The theories of Transaction Cost Economics originated in the paper “The Nature of the Firm” by Ronald Coase who was awarded the Nobel Prize in 1991. Coase wondered “if the price mechanism is the most efficient mechanism for allocating resources in a market economy, why do firms exist?” “why does a firm emerge at all in a specialized exchange economy”, and “why coordination is the work of the price mechanism in one case and of the entrepreneur in another”.
Coase’s answer was that economic agents incurred transaction costs when using the price mechanism. The greater the number, and the complexity, of transactions, the greater the costs involved in transacting. According to Coase, the firm should not be studied in isolation as a production function to be optimized. Instead, the transaction should be made the basic unit of analysis and the firm should be seen as one of several alternative ways of organizing transactions.
Williamson, following in Coase’s footsteps, elaborated on the reasons that transactions were costly. Uncertainty, complexity, informational asymmetry, and opportunism were inherent to transactions, which made it difficult to coordinate highly interdependent production and distribution processes through the market mechanism alone.
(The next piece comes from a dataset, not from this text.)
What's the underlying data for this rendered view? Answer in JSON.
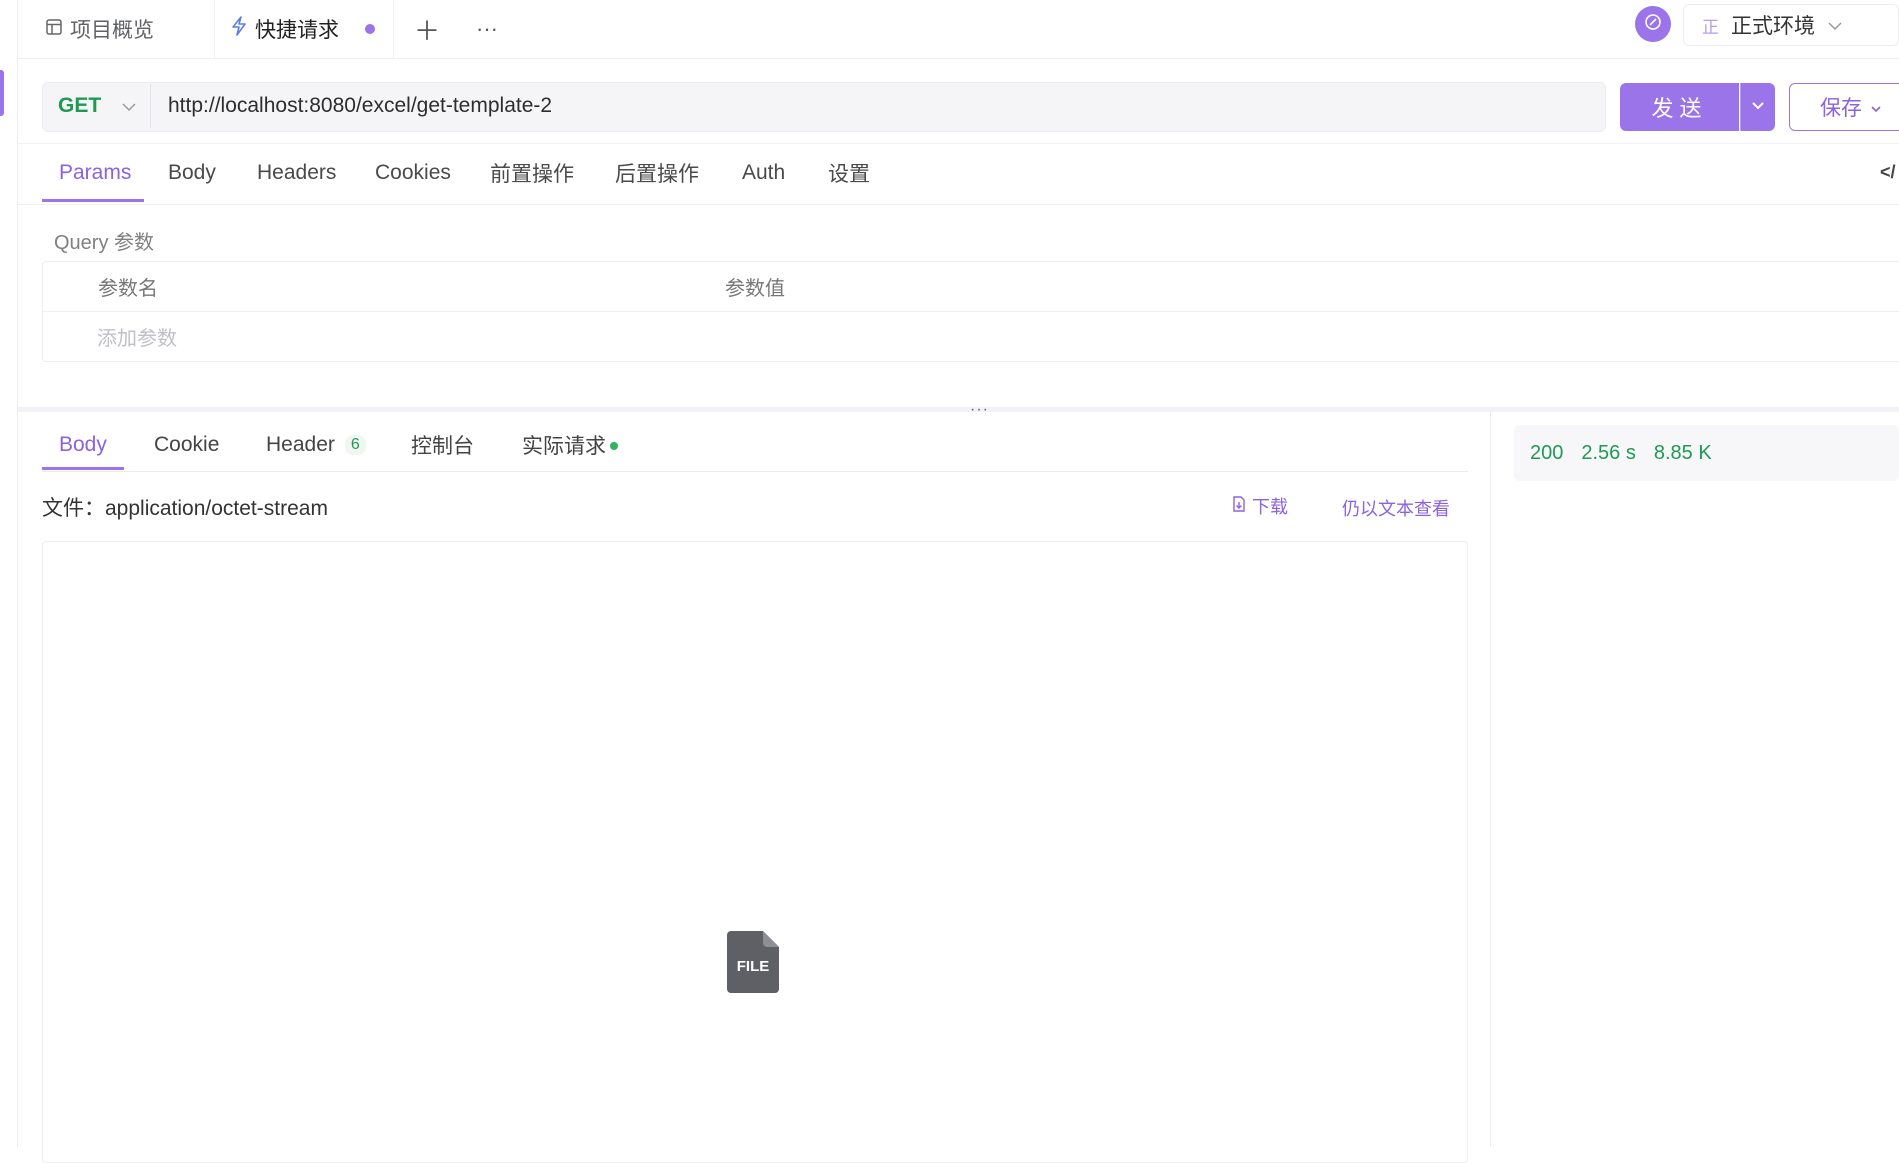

According to Williamson, firms emerged primarily to reduce the costs of transactions. Firms merge with other firms to bring more activities within one governance structure
Transaction costs consist of search costs, bargaining costs, contracting costs, risk costs, monitoring costs and enforcement costs. The basic premise of transaction cost analysis is that costs associated with transactions vary with the characteristics of the transaction, and different organizational forms are better suited to economize costs for transactions with different characteristics. Transaction cost economics is about finding the most economic organizational form given the characteristics of a transaction.
So viewed through the lens of transaction cost economics, outsourcing should take place when internal transaction costs for producing a good or a service are higher than the market costs, and should be outsourced to a vendor who has a relative advantage in delivering the service.